About Connie (Girl) Fleming

Connie (Girl) Fleming is a performer, model, stylist, fashion illustrator, and undeniable New York City legend. As a renowned stage performer, she has graced iconic nightlife venues like the Palladium, the Tunnel, and the Pyramid; performed in various videos for George Michael, Chic, and Jody Watley; and appeared in the opening montages for Saturday Night Live and MTV News. Connie’s status as a fashion icon and cultural muse has led her to model for Thierry Mugler, Vivienne Westwood, and Andre Walker across New York and Paris. A charter member of the House of Field and a Mistress of Ceremonies at Jackie 60, Connie began her reign as one of New York’s most sought-after gatekeepers when she worked the door at Eric Conrad’s Poop at the Supper Club. Her inimitable fashion drawings have been used to illustrate costumes for Beyoncé, Anastasia, Swarovski, and “The Devil Wears Prada,” among others. Today, Connie splits her time between various artistic endeavors and works as a runway coach, producer, and casting director for several fashion brands in New York and abroad.

About The Illuminations Grant

The Illuminations Grant is awarded to draw attention to an existing body of work. Qualified artists must be self-identified Black trans women and trans femmes who are early-career working in visual art and based in the United States. Applications are open from March 31, 2022-June 30, 2022 and the grant will be awarded in September 2022.

The Illuminations Grant defines visual art broadly to include art forms including, but not limited to: ceramics, drawing, painting, sculpture, printmaking, photography, and fiber arts. While this grant is particularly interested in supporting artists working within 2D and 3D art forms, time-based mediums, such as video/film may also be considered.

Learn more about the Grant Team Here.

About Queer|Art

Queer|Art was born out of the recognition of a generation of artists and audiences lost to the ongoing AIDS crisis, and in a profound understanding that one of the many repercussions of that loss has been a lack of mentors and role models for a new generation of LGBTQ+ artists. 

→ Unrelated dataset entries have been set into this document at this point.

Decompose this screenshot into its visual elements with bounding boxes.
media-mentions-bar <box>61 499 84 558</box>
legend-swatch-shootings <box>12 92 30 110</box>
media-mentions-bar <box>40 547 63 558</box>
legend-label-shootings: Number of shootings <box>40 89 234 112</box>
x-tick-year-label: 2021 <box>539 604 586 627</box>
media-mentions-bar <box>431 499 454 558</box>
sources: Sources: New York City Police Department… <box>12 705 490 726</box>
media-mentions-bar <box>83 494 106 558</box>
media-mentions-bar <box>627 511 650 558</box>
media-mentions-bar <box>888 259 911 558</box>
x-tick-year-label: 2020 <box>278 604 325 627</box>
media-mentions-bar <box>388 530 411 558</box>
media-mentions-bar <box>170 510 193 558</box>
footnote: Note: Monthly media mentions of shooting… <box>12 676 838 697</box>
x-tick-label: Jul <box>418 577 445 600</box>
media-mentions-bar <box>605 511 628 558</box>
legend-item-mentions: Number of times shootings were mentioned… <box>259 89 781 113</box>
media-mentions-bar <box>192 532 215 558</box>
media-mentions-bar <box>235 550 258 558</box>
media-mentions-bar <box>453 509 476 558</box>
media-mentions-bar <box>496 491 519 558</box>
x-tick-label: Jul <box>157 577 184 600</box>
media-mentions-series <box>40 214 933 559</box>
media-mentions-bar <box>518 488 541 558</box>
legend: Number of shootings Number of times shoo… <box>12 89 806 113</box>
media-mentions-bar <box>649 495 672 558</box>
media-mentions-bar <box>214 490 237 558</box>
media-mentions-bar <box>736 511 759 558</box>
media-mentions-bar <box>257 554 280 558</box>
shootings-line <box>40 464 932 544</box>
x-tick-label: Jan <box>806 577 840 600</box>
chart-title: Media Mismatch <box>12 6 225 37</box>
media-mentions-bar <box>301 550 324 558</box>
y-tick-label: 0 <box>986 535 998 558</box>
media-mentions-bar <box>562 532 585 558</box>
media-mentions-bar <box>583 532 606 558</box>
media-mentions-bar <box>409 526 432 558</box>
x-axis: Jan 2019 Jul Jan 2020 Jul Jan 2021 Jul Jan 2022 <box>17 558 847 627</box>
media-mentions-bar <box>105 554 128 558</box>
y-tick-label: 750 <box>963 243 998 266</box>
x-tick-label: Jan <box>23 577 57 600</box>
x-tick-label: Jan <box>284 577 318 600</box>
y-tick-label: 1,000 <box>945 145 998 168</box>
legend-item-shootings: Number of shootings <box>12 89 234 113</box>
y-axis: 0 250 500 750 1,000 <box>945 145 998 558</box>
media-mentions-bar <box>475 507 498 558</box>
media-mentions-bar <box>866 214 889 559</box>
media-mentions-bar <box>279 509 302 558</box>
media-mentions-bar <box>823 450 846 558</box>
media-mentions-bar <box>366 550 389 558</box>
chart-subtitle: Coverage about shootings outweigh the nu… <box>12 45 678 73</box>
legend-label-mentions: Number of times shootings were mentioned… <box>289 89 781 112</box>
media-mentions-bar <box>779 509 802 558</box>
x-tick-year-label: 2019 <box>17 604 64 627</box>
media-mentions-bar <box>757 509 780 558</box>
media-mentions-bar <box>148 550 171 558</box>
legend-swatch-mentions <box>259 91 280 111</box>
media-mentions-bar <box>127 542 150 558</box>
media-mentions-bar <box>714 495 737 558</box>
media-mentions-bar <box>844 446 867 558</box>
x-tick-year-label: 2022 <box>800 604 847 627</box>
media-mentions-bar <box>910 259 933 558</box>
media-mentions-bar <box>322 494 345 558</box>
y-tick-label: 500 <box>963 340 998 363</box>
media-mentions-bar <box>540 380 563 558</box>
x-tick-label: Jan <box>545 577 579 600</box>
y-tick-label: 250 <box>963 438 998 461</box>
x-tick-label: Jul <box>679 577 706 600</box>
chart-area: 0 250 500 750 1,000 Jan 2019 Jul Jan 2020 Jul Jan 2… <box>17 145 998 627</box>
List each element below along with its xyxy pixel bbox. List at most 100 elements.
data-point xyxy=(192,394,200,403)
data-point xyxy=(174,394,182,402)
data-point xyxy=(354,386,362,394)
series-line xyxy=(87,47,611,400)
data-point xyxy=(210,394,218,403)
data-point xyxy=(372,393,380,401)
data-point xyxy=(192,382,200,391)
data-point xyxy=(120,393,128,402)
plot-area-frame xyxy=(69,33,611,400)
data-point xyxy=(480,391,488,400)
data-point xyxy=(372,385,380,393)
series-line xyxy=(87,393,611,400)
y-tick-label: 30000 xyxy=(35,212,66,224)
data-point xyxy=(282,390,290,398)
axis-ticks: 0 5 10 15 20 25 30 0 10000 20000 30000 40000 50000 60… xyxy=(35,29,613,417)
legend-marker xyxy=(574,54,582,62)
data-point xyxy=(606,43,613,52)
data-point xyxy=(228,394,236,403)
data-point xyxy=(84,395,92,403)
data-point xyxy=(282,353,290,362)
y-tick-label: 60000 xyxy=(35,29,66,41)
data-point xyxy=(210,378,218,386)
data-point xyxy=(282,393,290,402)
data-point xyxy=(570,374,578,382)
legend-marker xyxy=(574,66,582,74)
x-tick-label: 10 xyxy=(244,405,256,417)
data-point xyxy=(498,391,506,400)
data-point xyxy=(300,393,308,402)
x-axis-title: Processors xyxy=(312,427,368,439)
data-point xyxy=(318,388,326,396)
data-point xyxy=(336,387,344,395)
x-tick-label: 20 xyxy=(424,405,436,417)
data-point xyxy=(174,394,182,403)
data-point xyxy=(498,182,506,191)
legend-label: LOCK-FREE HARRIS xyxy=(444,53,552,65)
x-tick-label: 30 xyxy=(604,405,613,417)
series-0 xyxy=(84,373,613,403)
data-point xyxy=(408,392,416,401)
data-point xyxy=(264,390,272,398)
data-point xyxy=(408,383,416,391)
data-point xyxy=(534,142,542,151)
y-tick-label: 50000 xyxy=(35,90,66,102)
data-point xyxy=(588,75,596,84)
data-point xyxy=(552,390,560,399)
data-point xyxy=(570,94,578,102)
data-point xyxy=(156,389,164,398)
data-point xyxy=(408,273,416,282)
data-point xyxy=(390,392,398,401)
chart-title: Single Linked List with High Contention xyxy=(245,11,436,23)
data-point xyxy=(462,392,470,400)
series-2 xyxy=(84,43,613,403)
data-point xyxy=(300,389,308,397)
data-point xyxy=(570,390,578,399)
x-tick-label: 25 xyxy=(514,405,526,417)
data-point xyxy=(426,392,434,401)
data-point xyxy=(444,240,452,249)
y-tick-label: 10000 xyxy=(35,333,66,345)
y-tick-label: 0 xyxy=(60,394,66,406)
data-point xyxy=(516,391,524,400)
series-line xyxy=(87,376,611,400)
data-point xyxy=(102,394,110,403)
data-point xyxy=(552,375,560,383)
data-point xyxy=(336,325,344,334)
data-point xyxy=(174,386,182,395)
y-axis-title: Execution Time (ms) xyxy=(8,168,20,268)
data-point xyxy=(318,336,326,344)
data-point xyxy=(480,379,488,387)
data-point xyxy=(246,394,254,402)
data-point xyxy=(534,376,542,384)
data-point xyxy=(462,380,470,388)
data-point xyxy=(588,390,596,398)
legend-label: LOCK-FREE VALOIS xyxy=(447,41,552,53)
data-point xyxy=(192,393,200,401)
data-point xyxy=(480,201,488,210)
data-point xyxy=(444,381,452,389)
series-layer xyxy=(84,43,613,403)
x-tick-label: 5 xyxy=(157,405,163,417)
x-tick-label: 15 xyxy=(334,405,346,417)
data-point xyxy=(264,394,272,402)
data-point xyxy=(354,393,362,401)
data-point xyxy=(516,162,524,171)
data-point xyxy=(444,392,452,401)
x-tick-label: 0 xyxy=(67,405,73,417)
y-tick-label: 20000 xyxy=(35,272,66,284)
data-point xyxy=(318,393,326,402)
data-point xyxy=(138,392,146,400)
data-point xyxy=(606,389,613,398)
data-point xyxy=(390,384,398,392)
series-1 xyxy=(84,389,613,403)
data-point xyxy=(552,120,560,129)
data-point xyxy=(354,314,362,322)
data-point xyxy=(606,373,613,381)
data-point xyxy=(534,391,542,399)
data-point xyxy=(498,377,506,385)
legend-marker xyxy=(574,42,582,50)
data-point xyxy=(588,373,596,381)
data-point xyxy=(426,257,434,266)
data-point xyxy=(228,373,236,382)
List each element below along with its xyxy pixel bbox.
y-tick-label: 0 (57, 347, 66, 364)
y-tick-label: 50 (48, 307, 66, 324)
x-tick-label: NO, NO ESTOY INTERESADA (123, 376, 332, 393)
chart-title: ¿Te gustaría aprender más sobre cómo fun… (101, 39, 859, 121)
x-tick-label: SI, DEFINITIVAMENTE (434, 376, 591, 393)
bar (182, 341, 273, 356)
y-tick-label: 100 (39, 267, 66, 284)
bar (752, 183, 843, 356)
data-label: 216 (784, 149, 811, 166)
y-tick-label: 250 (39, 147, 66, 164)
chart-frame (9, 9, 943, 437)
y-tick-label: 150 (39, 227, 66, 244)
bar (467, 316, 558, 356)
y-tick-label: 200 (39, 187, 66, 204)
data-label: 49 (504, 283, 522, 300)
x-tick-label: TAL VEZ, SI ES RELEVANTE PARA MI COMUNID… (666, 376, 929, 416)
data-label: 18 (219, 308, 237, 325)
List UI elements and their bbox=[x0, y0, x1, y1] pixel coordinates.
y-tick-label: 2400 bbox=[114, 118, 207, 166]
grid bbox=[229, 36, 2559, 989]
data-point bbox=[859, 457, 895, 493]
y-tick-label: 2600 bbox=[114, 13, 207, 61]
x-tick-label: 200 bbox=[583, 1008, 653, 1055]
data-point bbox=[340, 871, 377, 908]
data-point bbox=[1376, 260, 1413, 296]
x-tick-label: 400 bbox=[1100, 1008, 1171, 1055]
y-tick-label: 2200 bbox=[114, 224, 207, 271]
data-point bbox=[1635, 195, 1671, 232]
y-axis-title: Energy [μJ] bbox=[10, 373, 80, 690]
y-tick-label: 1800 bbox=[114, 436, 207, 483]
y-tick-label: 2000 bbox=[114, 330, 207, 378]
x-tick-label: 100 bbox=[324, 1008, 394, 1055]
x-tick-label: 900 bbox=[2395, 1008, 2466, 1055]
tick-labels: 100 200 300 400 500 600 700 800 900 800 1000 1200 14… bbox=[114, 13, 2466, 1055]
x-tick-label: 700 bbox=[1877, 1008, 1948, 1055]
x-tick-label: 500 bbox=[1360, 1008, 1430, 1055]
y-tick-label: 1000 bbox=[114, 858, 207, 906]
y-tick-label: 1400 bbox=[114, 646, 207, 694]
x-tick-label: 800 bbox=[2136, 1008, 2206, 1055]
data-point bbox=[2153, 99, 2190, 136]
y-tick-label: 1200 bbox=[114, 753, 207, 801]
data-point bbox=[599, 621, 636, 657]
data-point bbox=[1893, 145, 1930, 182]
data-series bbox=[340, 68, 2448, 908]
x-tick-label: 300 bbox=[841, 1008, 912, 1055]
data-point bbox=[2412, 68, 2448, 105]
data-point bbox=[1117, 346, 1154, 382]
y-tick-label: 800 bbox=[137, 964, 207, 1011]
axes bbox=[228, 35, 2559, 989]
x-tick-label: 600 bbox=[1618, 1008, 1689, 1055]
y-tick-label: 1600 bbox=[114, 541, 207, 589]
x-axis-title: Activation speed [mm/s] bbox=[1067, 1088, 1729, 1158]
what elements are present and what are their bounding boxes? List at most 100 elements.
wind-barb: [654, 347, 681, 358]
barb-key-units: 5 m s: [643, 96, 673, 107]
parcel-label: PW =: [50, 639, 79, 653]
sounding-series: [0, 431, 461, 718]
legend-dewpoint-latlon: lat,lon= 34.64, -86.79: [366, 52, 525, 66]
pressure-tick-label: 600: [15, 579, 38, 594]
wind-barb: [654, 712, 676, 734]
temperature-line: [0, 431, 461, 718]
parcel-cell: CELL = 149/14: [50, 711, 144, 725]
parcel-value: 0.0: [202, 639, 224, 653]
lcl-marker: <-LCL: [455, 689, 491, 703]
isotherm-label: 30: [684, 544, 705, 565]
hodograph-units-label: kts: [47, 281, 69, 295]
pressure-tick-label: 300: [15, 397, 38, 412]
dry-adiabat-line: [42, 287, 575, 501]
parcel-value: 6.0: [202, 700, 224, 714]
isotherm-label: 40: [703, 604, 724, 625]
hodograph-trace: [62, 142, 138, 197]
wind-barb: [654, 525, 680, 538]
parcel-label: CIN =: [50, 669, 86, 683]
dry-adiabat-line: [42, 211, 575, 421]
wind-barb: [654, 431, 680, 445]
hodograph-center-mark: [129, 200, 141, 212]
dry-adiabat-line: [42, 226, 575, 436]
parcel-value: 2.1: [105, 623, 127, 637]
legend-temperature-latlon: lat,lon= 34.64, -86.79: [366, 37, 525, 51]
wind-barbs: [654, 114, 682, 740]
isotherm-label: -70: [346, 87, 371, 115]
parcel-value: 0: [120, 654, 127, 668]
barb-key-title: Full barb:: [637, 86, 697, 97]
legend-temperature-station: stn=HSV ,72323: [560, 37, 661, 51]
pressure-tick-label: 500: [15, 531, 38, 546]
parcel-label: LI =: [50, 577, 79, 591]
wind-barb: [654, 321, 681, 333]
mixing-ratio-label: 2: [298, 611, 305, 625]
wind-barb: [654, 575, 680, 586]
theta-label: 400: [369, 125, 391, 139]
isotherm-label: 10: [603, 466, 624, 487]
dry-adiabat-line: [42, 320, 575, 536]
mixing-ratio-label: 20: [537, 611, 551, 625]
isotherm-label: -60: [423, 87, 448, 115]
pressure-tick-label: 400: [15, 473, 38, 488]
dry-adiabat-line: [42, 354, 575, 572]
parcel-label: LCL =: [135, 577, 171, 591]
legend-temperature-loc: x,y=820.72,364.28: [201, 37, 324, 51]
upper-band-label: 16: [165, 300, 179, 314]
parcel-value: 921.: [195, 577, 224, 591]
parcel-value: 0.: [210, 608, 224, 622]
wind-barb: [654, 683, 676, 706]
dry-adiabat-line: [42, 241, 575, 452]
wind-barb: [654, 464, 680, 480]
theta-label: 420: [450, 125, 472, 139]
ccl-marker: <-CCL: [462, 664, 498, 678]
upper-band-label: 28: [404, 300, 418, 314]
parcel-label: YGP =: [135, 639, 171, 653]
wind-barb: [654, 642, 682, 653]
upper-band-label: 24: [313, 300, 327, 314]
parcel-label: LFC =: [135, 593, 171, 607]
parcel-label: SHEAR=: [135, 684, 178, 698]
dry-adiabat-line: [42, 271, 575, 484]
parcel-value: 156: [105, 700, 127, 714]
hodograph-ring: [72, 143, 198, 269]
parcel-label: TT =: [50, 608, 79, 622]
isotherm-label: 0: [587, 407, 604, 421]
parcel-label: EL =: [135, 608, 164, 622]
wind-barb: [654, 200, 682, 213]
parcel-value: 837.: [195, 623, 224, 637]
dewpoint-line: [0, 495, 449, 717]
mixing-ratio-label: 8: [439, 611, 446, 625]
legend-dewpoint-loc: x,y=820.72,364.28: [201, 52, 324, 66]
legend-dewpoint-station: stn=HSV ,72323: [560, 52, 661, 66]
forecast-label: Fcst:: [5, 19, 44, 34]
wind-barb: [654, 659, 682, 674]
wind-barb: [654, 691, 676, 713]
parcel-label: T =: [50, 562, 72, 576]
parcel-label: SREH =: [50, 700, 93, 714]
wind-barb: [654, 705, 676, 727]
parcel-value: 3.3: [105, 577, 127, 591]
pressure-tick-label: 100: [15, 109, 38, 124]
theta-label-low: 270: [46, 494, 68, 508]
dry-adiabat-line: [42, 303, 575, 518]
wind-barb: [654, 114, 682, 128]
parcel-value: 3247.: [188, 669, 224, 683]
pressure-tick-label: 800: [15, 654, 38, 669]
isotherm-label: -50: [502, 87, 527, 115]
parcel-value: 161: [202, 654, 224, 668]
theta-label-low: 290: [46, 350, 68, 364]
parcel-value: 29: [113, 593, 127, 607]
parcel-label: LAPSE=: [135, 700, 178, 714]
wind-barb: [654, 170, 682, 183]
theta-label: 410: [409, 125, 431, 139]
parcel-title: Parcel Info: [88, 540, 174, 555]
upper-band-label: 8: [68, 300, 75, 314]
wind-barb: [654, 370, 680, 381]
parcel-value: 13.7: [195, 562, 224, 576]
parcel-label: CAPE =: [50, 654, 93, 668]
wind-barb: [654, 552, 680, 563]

Founded in 2009 by filmmaker Ira Sachs, Queer|Art serves as ballast against this loss and seeks to highlight and address a continuing fundamental lack of both economic and institutional support for LGBTQ+ artists. Our mission is to connect and empower generations of LGBTQ+ artists while providing the tools, resources, and guidance artists need to achieve success and visibility for their work at the highest levels of their field.

The current programs of Queer|Art include the year-long Queer|Art|Mentorship program; the long-running Queer|Art|Film series, held monthly at the IFC Center in lower Manhattan; and Queer|Art|Awards, an initiative of grants, prizes, and awards that provides various kinds of direct support—monetary and otherwise—to LGBTQ+ artists.

A list of the intergenerational community of artists supported and brought together by Queer|Art includes Silas Howard, Jennie Livingston, Matt Wolf, Hilton Als, Sarah Schulman, Pamela Sneed, Justin Vivian Bond, Jibz Cameron, Trajal Harrell, John Kelly, Geoffrey Chadsey, Everett Quinton, Geo Wyeth, Angela Dufresne, Nicole Eisenman, Avram Finkelstein, Chitra Ganesh, Pati Hertling, Jonathan Katz, Tourmaline & Sasha Wortzel, Jess Barbagallo, Morgan Bassichis, Monstah Black, Yve Laris Cohen, Troy Michie, Tommy Pico, Justin Sayre, Colin Self, Jacolby Satterwhite, Rick Herron, and Hugh Ryan, among many others.